Email spam detection using apache spark mllib

Table of contents

Reading Time: 2 minutes

In this blog we will see the real use case of spark mllib that is email spam detection. With the help of using the apache spark mllib component we will detect that email will goes in spam folder or primary folder.

So now jump into the programming and see how it will implement. So first we will load the data from training from spam dataset and primary dataset as follow

val spam = sc.textFile("/home/sandy/Spark/enron1/spam/0052.2003-12-20.GP.spam.txt", 4)
val normal = sc.textFile("/home/sandy/Spark/enron1/ham/0022.1999-12-16.farmer.ham.txt", 4)

Next we need to use HashinTF or IDF to find the frequency of word in the mail and create a Vector which is helpful in creating the LabelPoints for the training

val spamFeatures = spam.map(email => tf.transform(email.split(" ")))
val normalFeatures = normal.map(email => tf.transform(email.split(" ")))

With the help of vectors we will create the LabelPoints , LabelPoints are the input for our model we will create label points as follows

 val positiveExamples = spamFeatures.map(features => LabeledPoint(1, features)) //LabelPoints(rank,vectors)
  val negativeExamples = normalFeatures.map(features => LabeledPoint(0, features))  //LabelPoints(rank,vectors)

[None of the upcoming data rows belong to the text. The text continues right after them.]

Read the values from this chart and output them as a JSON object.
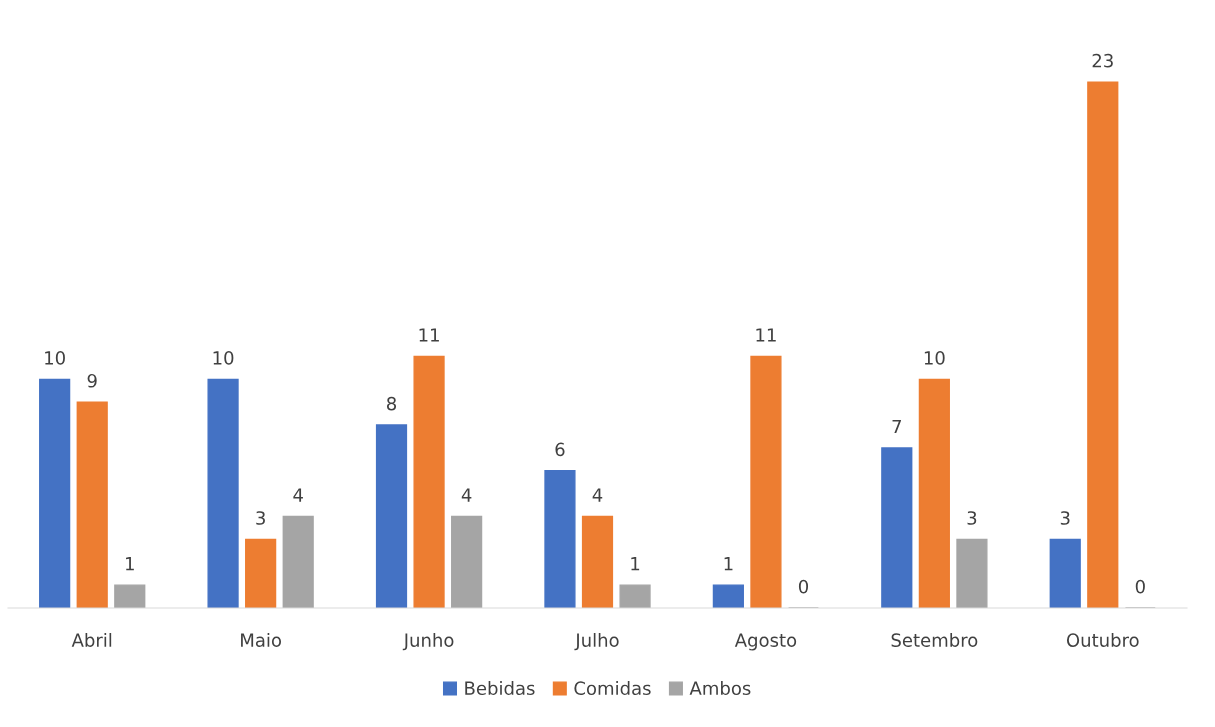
{
  "chart_data": {
    "type": "bar",
    "categories": [
      "Abril",
      "Maio",
      "Junho",
      "Julho",
      "Agosto",
      "Setembro",
      "Outubro"
    ],
    "series": [
      {
        "name": "Bebidas",
        "color": "#4472c4",
        "values": [
          10,
          10,
          8,
          6,
          1,
          7,
          3
        ]
      },
      {
        "name": "Comidas",
        "color": "#ed7d31",
        "values": [
          9,
          3,
          11,
          4,
          11,
          10,
          23
        ]
      },
      {
        "name": "Ambos",
        "color": "#a5a5a5",
        "values": [
          1,
          4,
          4,
          1,
          0,
          3,
          0
        ]
      }
    ],
    "data_labels": true,
    "legend": "bottom"
  }
}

Now we union both the Label points to give input to th model and train model for spam and primary email

 val trainingData = positiveExamples.union(negativeExamples)
  trainingData.cache()

Above we cache the data because iterative algorithms are train it iteratively on same rdd so with the help of cache it will more optimize and faster.

We need to create the LogisticRegressionWithSGD() and train the data in it as below.

val model = new LogisticRegressionWithSGD().run(trainingData)

Now we have model to predict the email will goes in spam folder or primary folder, Let see below example we pass text of eamil and our model will predict.

val posTest = tf.transform(
    "insurance plan which change your life ...".split(" "))
  val negTest = tf.transform(
    "hi sorry yaar i forget tell you i cant come today".split(" "))
  println("Prediction for positive test example: " + model.predict(posTest))
  println("Prediction for negative test example: " + model.predict(negTest))

Above we predict for both primary mail and spam mail so when output is 0 it means it is spam mail and when output is 1 it means its is primary mail.